In order to create a secure cyber ecosystem, the policy plans to set up a national nodal agency to coordinate all matters related to cyber security in the country with clearly defined roles and responsibilities. It plans to establish a mechanism for sharing information, identifying and responding to cyber security incidents and for cooperation in restoration efforts.
The policy lays out 14 objectives which include creation of a cyber ecosystem in the country, providing fiscal benefits to businesses for adoption of standard security practices and processes, developing effective public private partnerships and collaborative engagements through technical and operational cooperation. It also plans “to create a workforce of 5,00,000 professionals skilled in cyber security in the next five years through capacity building, skill development and training”.
The objectives also include enhancing and creating “national and sectoral level 24x7 mechanisms for obtaining strategic information regarding threats to ICT infrastructure, creating scenarios for response, resolution and crisis management through effective, predictive, preventive, proactive response and recovery actions.” 
It plans to develop indigenous security technologies through research.

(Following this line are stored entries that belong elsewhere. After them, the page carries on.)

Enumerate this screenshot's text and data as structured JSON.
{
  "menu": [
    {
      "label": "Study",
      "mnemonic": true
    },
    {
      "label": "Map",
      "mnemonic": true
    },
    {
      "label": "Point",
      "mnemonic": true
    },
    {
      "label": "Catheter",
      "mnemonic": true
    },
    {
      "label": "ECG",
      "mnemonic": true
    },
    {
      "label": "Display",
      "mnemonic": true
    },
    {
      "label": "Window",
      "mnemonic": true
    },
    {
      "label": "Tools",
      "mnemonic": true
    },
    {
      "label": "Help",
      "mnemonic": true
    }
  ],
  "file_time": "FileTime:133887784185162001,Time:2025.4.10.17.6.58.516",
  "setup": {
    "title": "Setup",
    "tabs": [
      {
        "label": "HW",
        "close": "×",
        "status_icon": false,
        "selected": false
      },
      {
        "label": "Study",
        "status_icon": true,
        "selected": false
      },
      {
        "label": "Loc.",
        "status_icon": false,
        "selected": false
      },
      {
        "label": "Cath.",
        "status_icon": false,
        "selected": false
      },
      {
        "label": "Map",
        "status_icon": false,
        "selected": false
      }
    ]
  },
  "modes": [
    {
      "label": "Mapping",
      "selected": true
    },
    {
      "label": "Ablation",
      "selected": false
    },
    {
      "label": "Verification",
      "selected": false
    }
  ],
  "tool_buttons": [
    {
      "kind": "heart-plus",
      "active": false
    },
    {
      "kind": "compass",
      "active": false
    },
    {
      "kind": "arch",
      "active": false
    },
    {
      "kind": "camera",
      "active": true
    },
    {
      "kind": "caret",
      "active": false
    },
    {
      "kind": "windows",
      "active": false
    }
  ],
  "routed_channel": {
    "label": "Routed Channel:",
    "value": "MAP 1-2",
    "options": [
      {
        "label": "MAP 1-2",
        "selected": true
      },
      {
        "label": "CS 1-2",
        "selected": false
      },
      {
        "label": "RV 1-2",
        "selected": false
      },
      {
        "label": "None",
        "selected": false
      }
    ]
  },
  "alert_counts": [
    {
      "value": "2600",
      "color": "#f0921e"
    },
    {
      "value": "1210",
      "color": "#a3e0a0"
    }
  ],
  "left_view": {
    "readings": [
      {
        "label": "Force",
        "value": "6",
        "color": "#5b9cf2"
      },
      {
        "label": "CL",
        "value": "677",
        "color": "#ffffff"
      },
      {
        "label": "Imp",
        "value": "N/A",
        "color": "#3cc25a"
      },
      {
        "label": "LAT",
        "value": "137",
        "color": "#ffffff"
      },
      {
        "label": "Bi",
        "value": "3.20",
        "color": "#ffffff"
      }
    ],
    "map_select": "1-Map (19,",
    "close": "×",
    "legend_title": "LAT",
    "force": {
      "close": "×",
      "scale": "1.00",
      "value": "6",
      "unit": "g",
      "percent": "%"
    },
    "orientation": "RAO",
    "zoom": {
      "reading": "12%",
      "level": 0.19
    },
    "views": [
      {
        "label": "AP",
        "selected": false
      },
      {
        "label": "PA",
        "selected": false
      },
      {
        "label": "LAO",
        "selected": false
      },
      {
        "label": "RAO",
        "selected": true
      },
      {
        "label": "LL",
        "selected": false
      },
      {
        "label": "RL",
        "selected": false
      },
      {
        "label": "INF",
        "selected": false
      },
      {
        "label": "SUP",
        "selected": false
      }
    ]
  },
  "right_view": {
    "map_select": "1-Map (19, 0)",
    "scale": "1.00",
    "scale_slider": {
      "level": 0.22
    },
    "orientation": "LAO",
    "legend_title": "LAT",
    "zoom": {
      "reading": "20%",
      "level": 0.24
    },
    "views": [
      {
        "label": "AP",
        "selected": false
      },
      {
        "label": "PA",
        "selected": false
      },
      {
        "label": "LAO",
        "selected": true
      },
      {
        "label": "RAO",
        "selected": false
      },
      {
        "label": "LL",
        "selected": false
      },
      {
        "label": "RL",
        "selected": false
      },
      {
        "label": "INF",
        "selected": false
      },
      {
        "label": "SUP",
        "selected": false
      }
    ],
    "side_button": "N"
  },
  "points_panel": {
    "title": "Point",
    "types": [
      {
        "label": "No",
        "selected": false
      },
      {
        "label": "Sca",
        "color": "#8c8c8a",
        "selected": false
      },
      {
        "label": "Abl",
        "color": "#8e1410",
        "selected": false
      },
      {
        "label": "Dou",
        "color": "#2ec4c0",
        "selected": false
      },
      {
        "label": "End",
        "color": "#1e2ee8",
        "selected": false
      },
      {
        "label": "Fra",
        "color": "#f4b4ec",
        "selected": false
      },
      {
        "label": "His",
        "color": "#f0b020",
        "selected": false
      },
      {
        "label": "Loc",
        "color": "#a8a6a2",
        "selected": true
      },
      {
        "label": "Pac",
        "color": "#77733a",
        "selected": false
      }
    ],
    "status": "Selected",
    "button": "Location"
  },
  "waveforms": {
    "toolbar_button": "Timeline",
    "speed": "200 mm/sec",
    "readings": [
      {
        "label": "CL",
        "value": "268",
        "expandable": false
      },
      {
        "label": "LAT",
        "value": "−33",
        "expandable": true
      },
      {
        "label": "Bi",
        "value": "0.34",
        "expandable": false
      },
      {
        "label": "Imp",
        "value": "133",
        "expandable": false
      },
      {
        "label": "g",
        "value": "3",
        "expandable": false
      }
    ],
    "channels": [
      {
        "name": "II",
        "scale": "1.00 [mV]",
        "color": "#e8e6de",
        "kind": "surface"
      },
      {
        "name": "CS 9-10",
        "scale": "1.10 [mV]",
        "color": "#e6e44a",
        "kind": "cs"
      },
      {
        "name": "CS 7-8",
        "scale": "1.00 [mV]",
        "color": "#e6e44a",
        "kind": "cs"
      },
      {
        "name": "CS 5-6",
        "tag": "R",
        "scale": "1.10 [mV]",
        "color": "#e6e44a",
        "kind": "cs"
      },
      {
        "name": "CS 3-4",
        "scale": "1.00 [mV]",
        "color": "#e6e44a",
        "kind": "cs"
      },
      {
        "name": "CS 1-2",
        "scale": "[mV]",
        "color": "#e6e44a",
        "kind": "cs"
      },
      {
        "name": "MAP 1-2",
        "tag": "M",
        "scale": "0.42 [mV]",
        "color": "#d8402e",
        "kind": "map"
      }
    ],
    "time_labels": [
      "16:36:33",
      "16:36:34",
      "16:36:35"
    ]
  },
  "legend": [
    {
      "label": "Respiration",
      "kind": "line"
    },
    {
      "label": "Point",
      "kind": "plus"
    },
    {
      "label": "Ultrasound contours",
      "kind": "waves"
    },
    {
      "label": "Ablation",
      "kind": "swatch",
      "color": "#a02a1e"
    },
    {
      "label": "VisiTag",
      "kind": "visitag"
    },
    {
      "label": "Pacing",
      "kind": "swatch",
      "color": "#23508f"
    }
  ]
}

The policy also identifies eight strategies to create a secure cyber ecosystem which include a designated “national nodal agency to coordinate all matters related to cyber security”. The policy says all organisations earmark a specific budget for implementing cyber security initiatives and for meeting emergency response arising out of cyber incidents. It calls for developing a dynamic legal framework and its periodic review to address the cyber security challenges arising out of technological developments in cyber space.
The policy plans to operate a 24X7 national level computer emergency response team (CERT-In) to function as a nodal agency for coordination of all efforts for cyber security emergency response and crisis management. 
“CERT-In will function as an umbrella organisation in enabling creation and operationalisation of sectoral CERTs as well as facilitating communication and coordination actions in dealing with cyber crisis situations,” the policy said.
Cyber incidents, including phishing and malicious URLs, virus and malicious code propagation and spams, have been on the rise and touched new levels in 2010 when the Internet and smart phone penetration in the country crossed new heights.